The World Health Organization said Friday that the death toll from the coronavirus pandemic is most certainly two to three times higher than what has been officially recorded. Some six to eight million people may have died from Covid-19 or its effects since the start of the pandemic 15 months ago, compared with the 3.4 million deaths that have been officially recorded, Dr. Samira Asma, assistant director of the WHO’s data division, told reporters.

As of Friday morning, the world has recorded over 165.9 million Covid-19 cases and has seen more than 3.44 million deaths, according to Worldometer, a service that tracks such information. In addition, over 146.6 million people worldwide have recovered from the virus.

Since the start of vaccinations at the end of last year, the world has administered more than 1.59 billion doses as of Friday morning, the equivalent of approximately 20.1 doses for every 100 people.

The Centers for Disease Control and Prevention said that as of Friday, 160.1 million people in the United States have received at least one dose of the coronavirus vaccine. Around 60.5% of the population over the age of 18 –some 156 million people –has received at least a first inoculation, including 124.8 million people, or 48.4% of the same population, who have received both doses. Meanwhile, 57.1% of the population over the age of 12, or 160.1 million people, have received at least one shot, including 126.5 million, or 45.2% of the same population, who have received both doses. Overall, 38.1% of the population, or 126.6 million people, has been fully vaccinated against the virus.

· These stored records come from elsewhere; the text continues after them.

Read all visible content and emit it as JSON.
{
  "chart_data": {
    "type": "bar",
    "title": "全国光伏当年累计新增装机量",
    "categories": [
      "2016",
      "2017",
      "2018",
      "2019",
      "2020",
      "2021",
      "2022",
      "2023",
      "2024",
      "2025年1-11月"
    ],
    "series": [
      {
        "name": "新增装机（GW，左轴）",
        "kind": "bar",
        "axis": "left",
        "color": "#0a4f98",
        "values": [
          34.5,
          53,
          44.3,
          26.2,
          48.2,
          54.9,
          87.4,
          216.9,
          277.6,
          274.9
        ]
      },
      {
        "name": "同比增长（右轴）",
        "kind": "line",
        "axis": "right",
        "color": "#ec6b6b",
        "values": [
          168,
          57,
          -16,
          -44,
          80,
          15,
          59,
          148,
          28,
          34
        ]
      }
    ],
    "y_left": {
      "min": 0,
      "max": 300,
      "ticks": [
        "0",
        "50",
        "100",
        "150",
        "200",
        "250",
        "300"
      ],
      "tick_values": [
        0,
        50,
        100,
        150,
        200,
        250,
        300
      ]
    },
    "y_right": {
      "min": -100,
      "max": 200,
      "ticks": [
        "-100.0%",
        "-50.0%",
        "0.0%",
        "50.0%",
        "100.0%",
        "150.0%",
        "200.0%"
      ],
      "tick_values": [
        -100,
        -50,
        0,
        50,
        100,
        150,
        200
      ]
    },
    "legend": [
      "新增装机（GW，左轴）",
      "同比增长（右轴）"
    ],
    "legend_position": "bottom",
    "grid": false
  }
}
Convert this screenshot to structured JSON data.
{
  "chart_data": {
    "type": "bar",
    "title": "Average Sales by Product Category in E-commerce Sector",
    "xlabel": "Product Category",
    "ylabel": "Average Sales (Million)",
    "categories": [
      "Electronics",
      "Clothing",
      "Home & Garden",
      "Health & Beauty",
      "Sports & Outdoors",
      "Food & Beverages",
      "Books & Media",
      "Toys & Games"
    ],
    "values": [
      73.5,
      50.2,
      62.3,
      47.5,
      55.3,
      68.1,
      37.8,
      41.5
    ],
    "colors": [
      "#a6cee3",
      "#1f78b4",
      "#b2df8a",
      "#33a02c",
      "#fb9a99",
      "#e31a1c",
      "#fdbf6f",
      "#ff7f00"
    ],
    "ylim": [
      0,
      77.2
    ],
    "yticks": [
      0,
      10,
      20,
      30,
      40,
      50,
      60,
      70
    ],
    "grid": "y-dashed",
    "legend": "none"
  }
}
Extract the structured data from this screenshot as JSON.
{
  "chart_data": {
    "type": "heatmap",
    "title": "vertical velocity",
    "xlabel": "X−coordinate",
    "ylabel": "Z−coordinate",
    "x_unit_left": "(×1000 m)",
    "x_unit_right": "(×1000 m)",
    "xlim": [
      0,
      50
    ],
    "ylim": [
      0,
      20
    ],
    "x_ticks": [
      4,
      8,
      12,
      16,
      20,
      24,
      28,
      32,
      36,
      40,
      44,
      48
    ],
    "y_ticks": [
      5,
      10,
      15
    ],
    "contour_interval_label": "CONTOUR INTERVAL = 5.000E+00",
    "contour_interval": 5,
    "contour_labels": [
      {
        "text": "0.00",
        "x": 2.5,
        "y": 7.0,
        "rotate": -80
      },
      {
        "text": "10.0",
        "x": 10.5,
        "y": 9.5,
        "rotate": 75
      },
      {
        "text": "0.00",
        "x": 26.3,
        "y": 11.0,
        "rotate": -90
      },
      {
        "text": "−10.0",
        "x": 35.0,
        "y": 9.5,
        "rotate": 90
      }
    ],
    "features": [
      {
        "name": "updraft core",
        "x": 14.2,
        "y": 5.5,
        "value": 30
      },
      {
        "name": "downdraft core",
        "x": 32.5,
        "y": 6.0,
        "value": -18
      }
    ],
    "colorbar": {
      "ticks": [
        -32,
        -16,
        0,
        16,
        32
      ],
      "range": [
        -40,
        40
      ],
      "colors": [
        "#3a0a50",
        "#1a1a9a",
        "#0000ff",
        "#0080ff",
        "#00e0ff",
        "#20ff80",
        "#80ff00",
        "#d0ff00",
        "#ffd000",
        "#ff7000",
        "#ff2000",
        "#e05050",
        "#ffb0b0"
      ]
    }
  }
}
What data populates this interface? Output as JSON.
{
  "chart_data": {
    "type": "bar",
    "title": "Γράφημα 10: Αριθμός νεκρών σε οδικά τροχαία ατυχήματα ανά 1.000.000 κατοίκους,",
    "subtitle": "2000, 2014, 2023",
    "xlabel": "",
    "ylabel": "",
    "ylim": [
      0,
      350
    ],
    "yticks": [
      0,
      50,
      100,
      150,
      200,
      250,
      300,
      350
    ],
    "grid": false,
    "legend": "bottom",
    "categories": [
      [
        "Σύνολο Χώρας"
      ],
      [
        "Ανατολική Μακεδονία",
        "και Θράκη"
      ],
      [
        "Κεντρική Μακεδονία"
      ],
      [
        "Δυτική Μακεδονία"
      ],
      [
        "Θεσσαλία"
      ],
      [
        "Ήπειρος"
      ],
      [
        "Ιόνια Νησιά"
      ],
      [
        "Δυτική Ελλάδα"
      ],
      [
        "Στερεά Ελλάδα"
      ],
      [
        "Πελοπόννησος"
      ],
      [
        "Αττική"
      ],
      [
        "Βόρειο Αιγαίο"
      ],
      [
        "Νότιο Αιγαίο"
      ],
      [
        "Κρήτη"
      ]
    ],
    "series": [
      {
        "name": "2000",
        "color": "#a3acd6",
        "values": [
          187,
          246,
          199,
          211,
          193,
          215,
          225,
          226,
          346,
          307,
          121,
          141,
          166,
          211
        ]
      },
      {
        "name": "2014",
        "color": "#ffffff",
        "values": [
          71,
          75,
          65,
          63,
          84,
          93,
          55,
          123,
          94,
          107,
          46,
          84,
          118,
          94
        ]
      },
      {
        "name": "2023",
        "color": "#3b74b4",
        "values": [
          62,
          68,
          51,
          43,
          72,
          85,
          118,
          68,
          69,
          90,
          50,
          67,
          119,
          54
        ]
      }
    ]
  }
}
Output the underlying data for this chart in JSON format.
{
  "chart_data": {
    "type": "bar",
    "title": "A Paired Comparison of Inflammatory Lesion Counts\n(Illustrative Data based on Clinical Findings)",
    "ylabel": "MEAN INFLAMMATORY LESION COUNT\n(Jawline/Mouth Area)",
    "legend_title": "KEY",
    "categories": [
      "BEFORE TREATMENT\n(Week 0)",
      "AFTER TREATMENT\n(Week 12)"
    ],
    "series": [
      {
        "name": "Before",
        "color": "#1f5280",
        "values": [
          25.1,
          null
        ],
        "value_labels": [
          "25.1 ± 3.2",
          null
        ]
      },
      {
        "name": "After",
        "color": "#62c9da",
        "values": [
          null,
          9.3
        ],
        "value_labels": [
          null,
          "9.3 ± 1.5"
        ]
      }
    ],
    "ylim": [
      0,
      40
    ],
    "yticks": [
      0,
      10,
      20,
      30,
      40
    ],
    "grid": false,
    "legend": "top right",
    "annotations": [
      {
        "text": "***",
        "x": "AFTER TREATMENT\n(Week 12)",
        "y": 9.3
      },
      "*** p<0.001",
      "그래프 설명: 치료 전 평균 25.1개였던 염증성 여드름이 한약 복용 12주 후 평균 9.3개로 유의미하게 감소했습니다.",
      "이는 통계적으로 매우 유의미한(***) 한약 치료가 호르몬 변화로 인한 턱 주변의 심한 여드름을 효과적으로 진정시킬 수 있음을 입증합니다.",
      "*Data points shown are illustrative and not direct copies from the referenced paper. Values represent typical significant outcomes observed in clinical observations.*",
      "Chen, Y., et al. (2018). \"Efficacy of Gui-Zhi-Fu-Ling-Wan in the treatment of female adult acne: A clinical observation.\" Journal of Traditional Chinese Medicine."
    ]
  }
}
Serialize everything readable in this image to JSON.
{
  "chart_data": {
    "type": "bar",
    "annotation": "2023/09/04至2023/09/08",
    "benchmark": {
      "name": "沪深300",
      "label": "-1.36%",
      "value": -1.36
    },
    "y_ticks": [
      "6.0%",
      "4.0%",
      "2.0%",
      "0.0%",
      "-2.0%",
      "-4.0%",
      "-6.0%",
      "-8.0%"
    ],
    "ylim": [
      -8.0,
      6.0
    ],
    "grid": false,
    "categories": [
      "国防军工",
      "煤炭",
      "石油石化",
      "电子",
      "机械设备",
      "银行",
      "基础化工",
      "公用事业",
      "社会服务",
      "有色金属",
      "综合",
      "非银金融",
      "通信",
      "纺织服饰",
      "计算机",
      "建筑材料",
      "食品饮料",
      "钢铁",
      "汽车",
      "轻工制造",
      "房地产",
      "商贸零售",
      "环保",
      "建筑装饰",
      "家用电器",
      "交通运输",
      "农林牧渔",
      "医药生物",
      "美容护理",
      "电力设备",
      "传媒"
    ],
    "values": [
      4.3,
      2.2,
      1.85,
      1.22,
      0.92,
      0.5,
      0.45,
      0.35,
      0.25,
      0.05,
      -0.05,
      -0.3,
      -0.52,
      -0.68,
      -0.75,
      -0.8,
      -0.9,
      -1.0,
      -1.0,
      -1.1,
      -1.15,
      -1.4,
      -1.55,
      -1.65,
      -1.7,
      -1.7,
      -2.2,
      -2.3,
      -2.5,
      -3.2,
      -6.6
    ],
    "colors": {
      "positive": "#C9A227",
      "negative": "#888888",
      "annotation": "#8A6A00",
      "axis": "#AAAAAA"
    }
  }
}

California workplace safety officials postponed a decision on relaxing face mask and social-distancing guidance for workers returning to their jobs. For the time being, they must continue to don face masks and practice social distancing, both indoors and out.

A major milestone took place at one of the Bay Area’s largest hospitals. For the first time since March 2020, the hospital reported zero Covid-19 patients.  Officials at the hospital credited the extensive number of people who have been vaccinated.

Using the slogan “Get your shot for a shot to win,” Governor Larry Hogan of Maryland announced a program under which a different and randomly selected vaccinated Marylander would receive $40,000 each day through July 4, at which time a drawing would be held for a grand prize of $400,000.

Meanwhile, health officials in Japan approved both the Moderna and AstraZeneca coronavirus vaccines on Friday. The move comes as the country is trying to speed up its vaccination campaign. The only authorized vaccine in the Land of the Rising Sun has been the one offered by Pfizer, and only 4.1% of the population has received at least one shot.

Finally, amidst rising case numbers, officials in Argentina ordered a nine-day lockdown in the parts of the country worst impacted by the pandemic.  “We are living the worst moment since the start of the pandemic,” said President Alberto Fernández, in a radio and television broadcast.  “If we follow the guidelines, we will reduce the impact of this second wave. It is imperative that every local jurisdiction strictly apply these guidelines. There is no space for speculation and there is no time for delay.“

Jonathan Spira contributed reporting to this story.